MSE 298 Seminar: Professor Sossina Haile, Northwestern University

Friday, October 9, 2020 - 11:00 a.m. to Saturday, October 10, 2020 - 11:55 a.m.
Zoom (info below)
Sossina Haile, Ph.D.

Walter P. Murphy Professor of Materials Science and Engineering
Northwestern University

VIA Zoom:
Meeting ID: 995 8022 3426
Password: 587901

 

Relaxing in a time of crisis: Extracting material properties from relaxation experiments

Abstract: Redox active oxides, with mixed ionic and electronic conductivity, are critical components in a wide range of energy technologies, serving as electrodes in fuel cells and batteries, and as reactive substrates in solar-driven thermochemical reactors. Accurate knowledge of the surface reaction rate constant (or equivalently, surface exchange coencient), kS, is essential for both optimal design of components using existing materials and rational discovery of new materials with enhanced catalytic activity. A variety of relaxation methods have been used extensively to determine kS. Such approaches rely on the change in some measurable property, most commonly conductivity, upon application of a step change in gas-phase oxygen partial pressure. Under the appropriate experimental conditions, the rate at which the property changes in response to the change in gas-phase oxygen chemical potential provides a direct measure of the material kinetic parameters. Here, we present several considerations relevant to accurate extraction of these parameters, with particular focus on identifying relaxation occurring due to thermodynamic rather than material kinetic reasons. Furthermore, while the electrical conductivity relaxation (ECR) method is one of the most widely employed relaxation techniques because of the ease with which high precision conductivity measurements can be made using samples of almost arbitrary dimensions, ECR is impractical for the evaluation of a material in which the change in conductivity in response to a change in oxygen partial pressure is extremely small. For such materials, mass relaxation emerges as a viable alternative measurement approach. To this end, we describe a high-temperature mass elaxation apparatus based on a gallium phosphate piezocrystal microbalance that enables measurements at temperatures as high 700°C.
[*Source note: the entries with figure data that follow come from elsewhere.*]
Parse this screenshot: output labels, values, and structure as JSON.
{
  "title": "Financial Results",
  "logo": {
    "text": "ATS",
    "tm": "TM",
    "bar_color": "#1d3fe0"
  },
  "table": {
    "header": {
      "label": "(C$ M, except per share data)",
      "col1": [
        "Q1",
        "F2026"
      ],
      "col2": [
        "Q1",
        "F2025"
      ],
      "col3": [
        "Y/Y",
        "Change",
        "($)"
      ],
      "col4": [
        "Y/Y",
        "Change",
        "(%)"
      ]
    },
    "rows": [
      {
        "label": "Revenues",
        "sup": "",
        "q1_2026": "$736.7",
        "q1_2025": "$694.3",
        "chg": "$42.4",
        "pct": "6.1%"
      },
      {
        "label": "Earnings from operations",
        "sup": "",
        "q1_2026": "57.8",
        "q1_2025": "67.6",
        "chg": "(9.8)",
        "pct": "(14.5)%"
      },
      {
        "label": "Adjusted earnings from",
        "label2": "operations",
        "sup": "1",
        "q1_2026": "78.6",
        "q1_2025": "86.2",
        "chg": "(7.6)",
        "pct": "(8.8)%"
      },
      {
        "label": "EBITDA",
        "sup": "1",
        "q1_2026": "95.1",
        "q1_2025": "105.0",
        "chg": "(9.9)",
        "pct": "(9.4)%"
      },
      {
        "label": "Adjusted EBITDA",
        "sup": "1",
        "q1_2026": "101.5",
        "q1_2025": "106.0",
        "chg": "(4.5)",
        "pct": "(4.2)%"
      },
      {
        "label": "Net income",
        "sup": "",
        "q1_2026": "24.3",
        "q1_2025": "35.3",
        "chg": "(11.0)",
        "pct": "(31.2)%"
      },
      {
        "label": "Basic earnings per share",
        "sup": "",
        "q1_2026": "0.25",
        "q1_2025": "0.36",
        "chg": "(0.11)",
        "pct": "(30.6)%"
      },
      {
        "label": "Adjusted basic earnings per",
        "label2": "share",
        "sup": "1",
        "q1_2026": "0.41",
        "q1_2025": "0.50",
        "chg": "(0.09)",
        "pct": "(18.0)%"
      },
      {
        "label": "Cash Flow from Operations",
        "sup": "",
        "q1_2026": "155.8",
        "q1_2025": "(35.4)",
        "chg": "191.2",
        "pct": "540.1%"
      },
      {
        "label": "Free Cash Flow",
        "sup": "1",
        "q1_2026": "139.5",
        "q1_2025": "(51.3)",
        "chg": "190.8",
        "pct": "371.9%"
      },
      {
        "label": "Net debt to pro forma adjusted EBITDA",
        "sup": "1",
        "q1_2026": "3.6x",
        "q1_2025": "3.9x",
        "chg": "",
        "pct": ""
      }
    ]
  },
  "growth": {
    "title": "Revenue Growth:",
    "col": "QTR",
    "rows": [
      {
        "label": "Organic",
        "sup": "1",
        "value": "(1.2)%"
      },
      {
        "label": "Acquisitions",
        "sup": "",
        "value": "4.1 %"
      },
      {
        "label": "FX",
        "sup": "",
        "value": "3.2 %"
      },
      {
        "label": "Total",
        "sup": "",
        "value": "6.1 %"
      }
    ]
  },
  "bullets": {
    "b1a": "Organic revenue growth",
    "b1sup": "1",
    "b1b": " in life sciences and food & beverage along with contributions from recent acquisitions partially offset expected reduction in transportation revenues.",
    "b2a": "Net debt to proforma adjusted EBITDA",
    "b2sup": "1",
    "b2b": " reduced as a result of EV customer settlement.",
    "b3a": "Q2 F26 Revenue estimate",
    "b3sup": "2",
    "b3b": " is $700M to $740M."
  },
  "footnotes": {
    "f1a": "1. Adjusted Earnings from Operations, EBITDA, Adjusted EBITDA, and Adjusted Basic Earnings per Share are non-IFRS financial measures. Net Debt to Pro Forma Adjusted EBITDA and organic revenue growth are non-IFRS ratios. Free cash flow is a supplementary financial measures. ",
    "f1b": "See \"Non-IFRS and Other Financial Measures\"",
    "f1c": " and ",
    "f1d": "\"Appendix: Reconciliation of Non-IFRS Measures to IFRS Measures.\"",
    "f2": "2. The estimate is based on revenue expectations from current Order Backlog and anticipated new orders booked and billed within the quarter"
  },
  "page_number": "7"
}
Bio: Sossina M. Haile is the Walter P. Murphy Professor of Materials Science and Engineering at Northwestern University, where she also holds appointments in applied physics and in (by courtesy) chemistry. She assumed her position at Northwestern University in 2015 after serving 18 years on the faculty at the California Institute of Technology, prior to which she had been on the faculty of the University of Washington. She earned her bachelor's degree in materials science and engineering in 1986 from the Massachusetts Institute of Technology and her master's degree in the same field in 1988 from UC Berkeley. She returned to MIT to earn her doctorate in materials science and engineering in 1992. As part of her studies, she spent two years at the Max Plank Institute for Solid State Research, Stuttgart, Germany, first as a Fulbright Fellow then as a Humboldt Postdoctoral Fellow. Her research broadly encompasses oxide materials for energy technologies. She has established new classes of fuel cells with record performance for clean and encient electricity generation, and created new avenues for harnessing sunlight to meet rising energy demands.